Department of Human Genetics, Academic Medical Center, University of Amsterdam, Amsterdam, The Netherlands.
Int J Cancer. 2010 May 1;126(9):2012-24. doi: 10.1002/ijc.25074.
High polyamine (PA) levels and ornithine decarboxylase (ODC) overexpression are well-known phenomena in many aggressive cancer types. We analyzed the expression of ODC and ODC-activity regulating genes antizymes 1-3 (OAZ1-3) and antizyme inhibitors 1-2 (AZ-IN1-2) in human neuroblastoma (NB) tumors and correlated these with genetic and clinical features of NB. Since ODC is a known target gene of MYCN, the correlation between ODC and MYCN was of special interest. Data were obtained from Affymetrix micro-array analysis of 88 NB tumor samples. In addition, mRNA expression levels of ODC, OAZ2 and MYCN in a MYCN-inducible NB cell line were determined by quantitative real-time reverse-transcriptase polymerase chain reaction (RT-PCR). ODC mRNA expression in NB tumors was significantly predictive of decreased overall survival probability and correlated with several unfavorable clinical NB characteristics (all p < 0.005). Interestingly, high ODC mRNA expression also showed significant correlation with poor survival prognosis in Kaplan-Meier analyses stratified for patients without MYCN amplification, suggesting an additional role for ODC independent of MYCN. Conversely, high OAZ2 mRNA expression correlated with increased survival and with several favorable clinical NB characteristics (all p < 0.003). In addition, we provide first evidence of a role for MYCN-associated transcription factors MAD2 and MAD7 in ODC regulation. In NB cell cultures, ectopic overexpression of MYCN altered ODC but not OAZ2 mRNA levels. In conclusion, these data suggest that elevated ODC and low OAZ2 mRNA expression levels correlate with several unfavorable genetic and clinical features in NB, offering new insights into PA pathways and PA metabolism-targeting therapy in NB.

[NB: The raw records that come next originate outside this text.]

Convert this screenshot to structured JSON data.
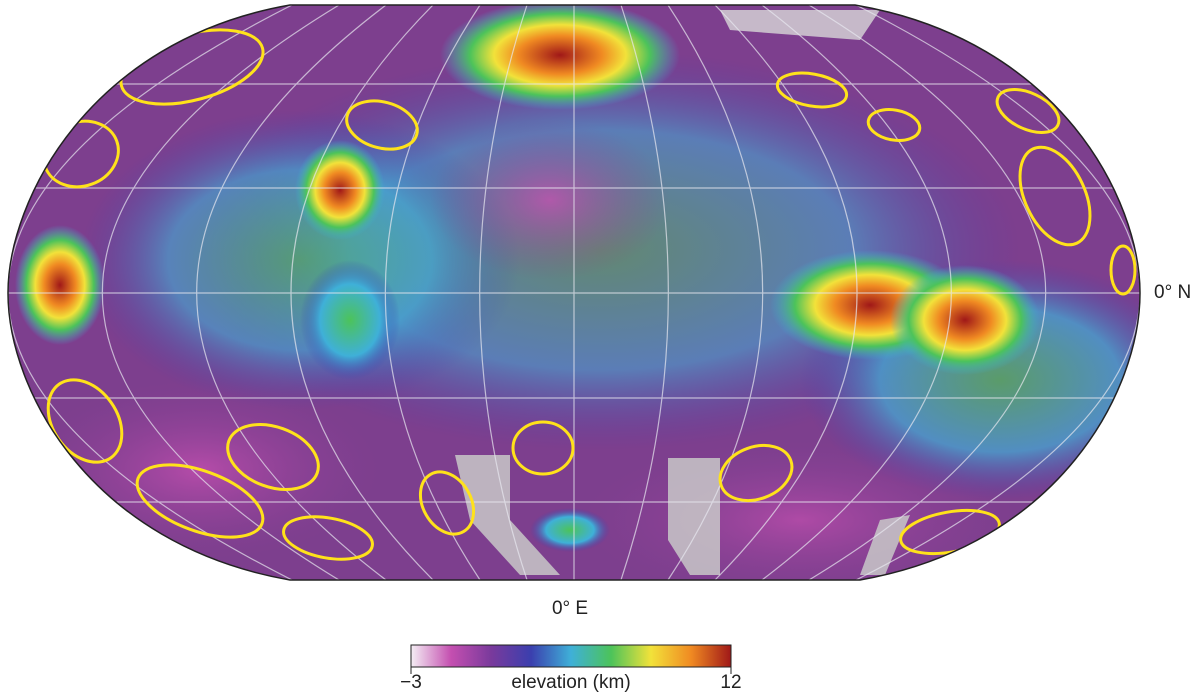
{
  "map": {
    "equator_label": "0° N",
    "meridian_label": "0° E"
  },
  "colorbar": {
    "label": "elevation (km)",
    "lim": [
      -3,
      12
    ],
    "ticks": [
      {
        "value": -3,
        "label": "−3"
      },
      12
    ],
    "colors": [
      "#f4eef4",
      "#c44fb0",
      "#7a3a9c",
      "#3b3fae",
      "#3fb0d8",
      "#4cc35a",
      "#f2e23a",
      "#f08a22",
      "#a01818"
    ]
  }
}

高多胺(PA)水平和鸟氨酸脱羧酶(ODC)过表达是许多侵袭性癌症类型的众所周知的现象。我们分析了人类神经母细胞瘤(NB)肿瘤中 ODC 和 ODC 活性调节基因抗酶 1-3(OAZ1-3)和抗酶抑制剂 1-2(AZ-IN1-2)的表达,并将其与 NB 的遗传和临床特征相关联。由于 ODC 是 MYCN 的已知靶基因,因此 ODC 与 MYCN 之间的相关性特别有趣。数据来自 88 个 NB 肿瘤样本的 Affymetrix 微阵列分析。此外,通过定量实时逆转录聚合酶链反应(RT-PCR)测定了 MYCN 诱导的 NB 细胞系中 ODC、OAZ2 和 MYCN 的 mRNA 表达水平。NB 肿瘤中 ODC mRNA 的表达显着预测总体生存率降低,并与几种不良的 NB 临床特征相关(均 p <0.005)。有趣的是,在分层分析没有 MYCN 扩增的患者的 Kaplan-Meier 分析中,高 ODC mRNA 表达也与较差的生存预后显着相关,这表明 ODC 除了 MYCN 之外还有其他作用。相反,高 OAZ2 mRNA 表达与增加的生存率以及几种有利的 NB 临床特征相关(均 p <0.003)。此外,我们首次提供了 MYCN 相关转录因子 MAD2 和 MAD7 在 ODC 调节中的作用的证据。在 NB 细胞培养物中,MYCN 的异位过表达改变了 ODC 但不改变 OAZ2 mRNA 水平。总之,这些数据表明,升高的 ODC 和低的 OAZ2 mRNA 表达水平与 NB 中的几种不利遗传和临床特征相关,为 PA 途径和 NB 中的 PA 代谢靶向治疗提供了新的见解。